“At Tesla, we believe that technology can help improve safety. That’s why Tesla vehicles are engineered to be the safest cars in the world. We believe the unique combination of passive safety, active safety, and automated driver assistance is crucial for keeping not just Tesla drivers and passengers safe, but all drivers on the road. It’s this belief that grounds every decision we make, from the design of our cars, to the software we introduce, to the features we offer every Tesla owner.
While no car prevents all accidents, we work every day to try to make them much less likely to occur. Advanced safety features like Automatic Emergency Braking, Lane Departure Warning and Obstacle Aware Acceleration, come standard on all Tesla vehicles for an added layer of safety beyond the physical structure of each car. Over-the-air software updates allow us to introduce safety enhancements and new features long after a car has been purchased by a customer. And because every Tesla is connected, we’re able to use the more than 10 billion miles of real-world data collected by our global fleet – of which more than 1 billion have been driven with Autopilot engaged – to constantly improve our products.”
Tesla Releases New Q4 Safety Report
Tesla cars turn out to have way fewer accidents than the average car in the U.S.
The new quarterly Tesla Vehicle Safety Report brings us some stats about the average distance driven by Tesla cars per accident.

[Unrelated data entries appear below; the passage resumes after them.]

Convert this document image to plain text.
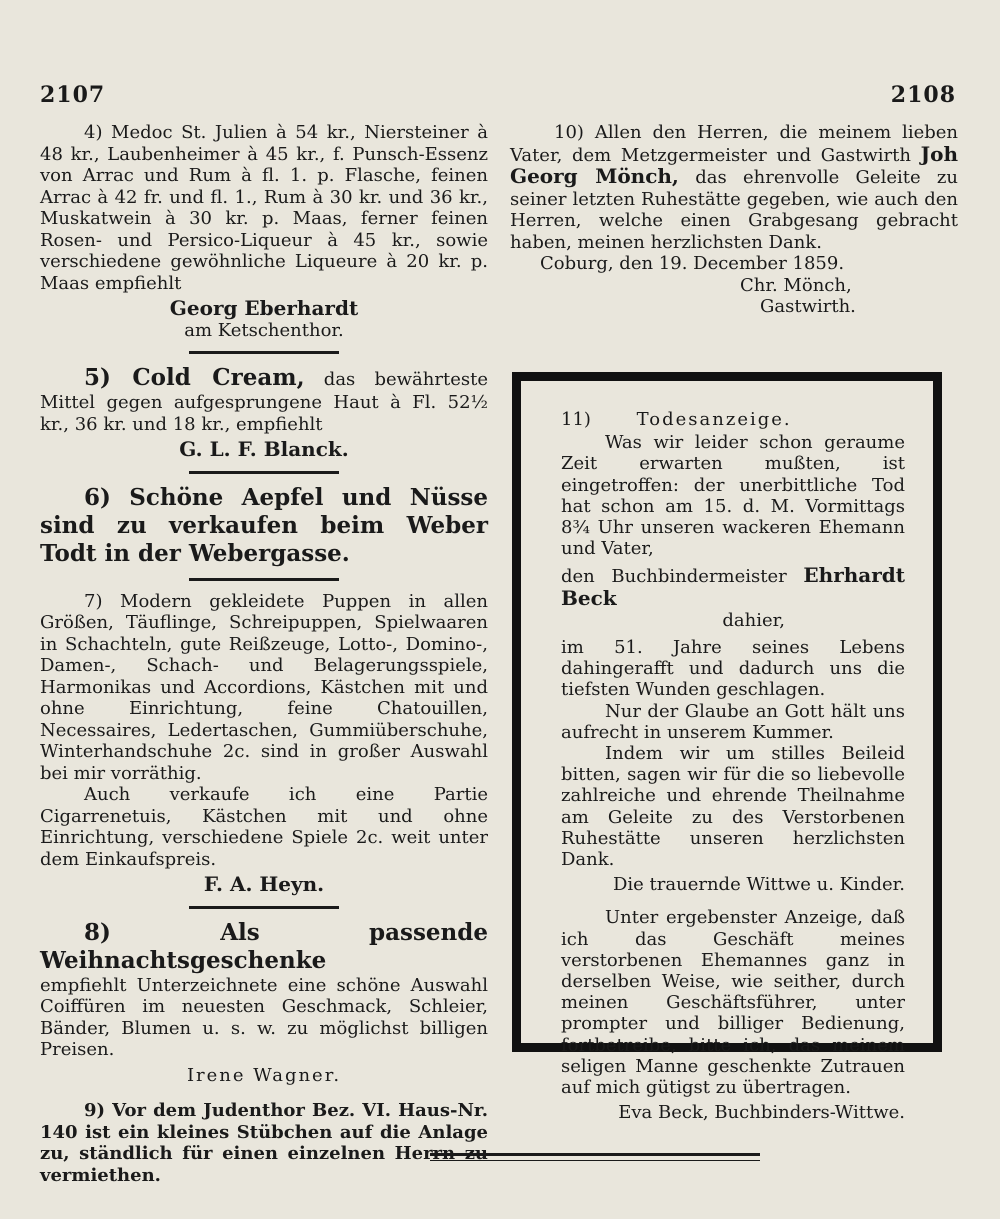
2107	2108

4) Medoc St. Julien à 54 kr., Niersteiner à 48 kr., Laubenheimer à 45 kr., f. Punsch-Essenz von Arrac und Rum à fl. 1. p. Flasche, feinen Arrac à 42 fr. und fl. 1., Rum à 30 kr. und 36 kr., Muskatwein à 30 kr. p. Maas, ferner feinen Rosen- und Persico-Liqueur à 45 kr., sowie verschiedene gewöhnliche Liqueure à 20 kr. p. Maas empfiehlt

Georg Eberhardt
am Ketschenthor.

5) Cold Cream, das bewährteste Mittel gegen aufgesprungene Haut à Fl. 52½ kr., 36 kr. und 18 kr., empfiehlt

G. L. F. Blanck.

6) Schöne Aepfel und Nüsse sind zu verkaufen beim Weber Todt in der Webergasse.

7) Modern gekleidete Puppen in allen Größen, Täuflinge, Schreipuppen, Spielwaaren in Schachteln, gute Reißzeuge, Lotto-, Domino-, Damen-, Schach- und Belagerungsspiele, Harmonikas und Accordions, Kästchen mit und ohne Einrichtung, feine Chatouillen, Necessaires, Ledertaschen, Gummiüberschuhe, Winterhandschuhe 2c. sind in großer Auswahl bei mir vorräthig.

Auch verkaufe ich eine Partie Cigarrenetuis, Kästchen mit und ohne Einrichtung, verschiedene Spiele 2c. weit unter dem Einkaufspreis.

F. A. Heyn.

8) Als passende Weihnachtsgeschenke

empfiehlt Unterzeichnete eine schöne Auswahl Coiffüren im neuesten Geschmack, Schleier, Bänder, Blumen u. s. w. zu möglichst billigen Preisen.

Irene Wagner.

9) Vor dem Judenthor Bez. VI. Haus-Nr. 140 ist ein kleines Stübchen auf die Anlage zu, ständlich für einen einzelnen Herrn zu vermiethen.

10) Allen den Herren, die meinem lieben Vater, dem Metzgermeister und Gastwirth Joh Georg Mönch, das ehrenvolle Geleite zu seiner letzten Ruhestätte gegeben, wie auch den Herren, welche einen Grabgesang gebracht haben, meinen herzlichsten Dank.

Coburg, den 19. December 1859.

Chr. Mönch,
Gastwirth.
11)	Todesanzeige.

Was wir leider schon geraume Zeit erwarten mußten, ist eingetroffen: der unerbittliche Tod hat schon am 15. d. M. Vormittags 8¾ Uhr unseren wackeren Ehemann und Vater,

den Buchbindermeister Ehrhardt Beck

dahier,

im 51. Jahre seines Lebens dahingerafft und dadurch uns die tiefsten Wunden geschlagen.

Nur der Glaube an Gott hält uns aufrecht in unserem Kummer.

Indem wir um stilles Beileid bitten, sagen wir für die so liebevolle zahlreiche und ehrende Theilnahme am Geleite zu des Verstorbenen Ruhestätte unseren herzlichsten Dank.

Die trauernde Wittwe u. Kinder.

Unter ergebenster Anzeige, daß ich das Geschäft meines verstorbenen Ehemannes ganz in derselben Weise, wie seither, durch meinen Geschäftsführer, unter prompter und billiger Bedienung, fortbetreibe, bitte ich, das meinem seligen Manne geschenkte Zutrauen auf mich gütigst zu übertragen.

Eva Beck, Buchbinders-Wittwe.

According to the manufacturer, the results are way better than average for the U.S., provided by NHTSA.
During the Q4’2018 Tesla registered:
- Autopilot engaged: one accident for every 2.91 million miles driven
- Without Autopilot: one accident for every 1.58 million miles driven
- NHTSA’s most recent data for U.S.: an automobile crash every 436,000 miles
For the Q3’2018 results were:
- Autopilot engaged: one accident or crash-like event for every 3.34 million miles driven
- Without Autopilot: one accident or crash-like event for every 1.92 million miles driven
- NHTSA’s data for U.S.: an automobile crash every 492,000 miles
Comparing Q4 with Q3 (the only two that we have so far – Tesla will provide reports every quarter), it seems that the safety of Tesla decreased. We don’t know the reason.
On the other hand, the average for the U.S. increased. In the case of general U.S. average, Tesla says that NHTSA has released new data for Q4.
Anyway, without Autopilot, Tesla seems to improve safety 3-4 times compared to average.
On paper, Autopilot additionally improves the result, but we assume that most drivers use the Autopilot only on roads which suit Autopilot and higher speeds (higher mileage) like highways, main roads, or in heavy traffic. Excluding other areas (especially city) in Autopilot stats (where it’s not used that often), will obviously show better results.
From a statistical point of view, Tesla stats don’t tell us anything about how much better (or worse in theory) Autopilot is on the particular type of road. We don’t doubt that Autopilot improves safety, but at least this data does not reveal the difference.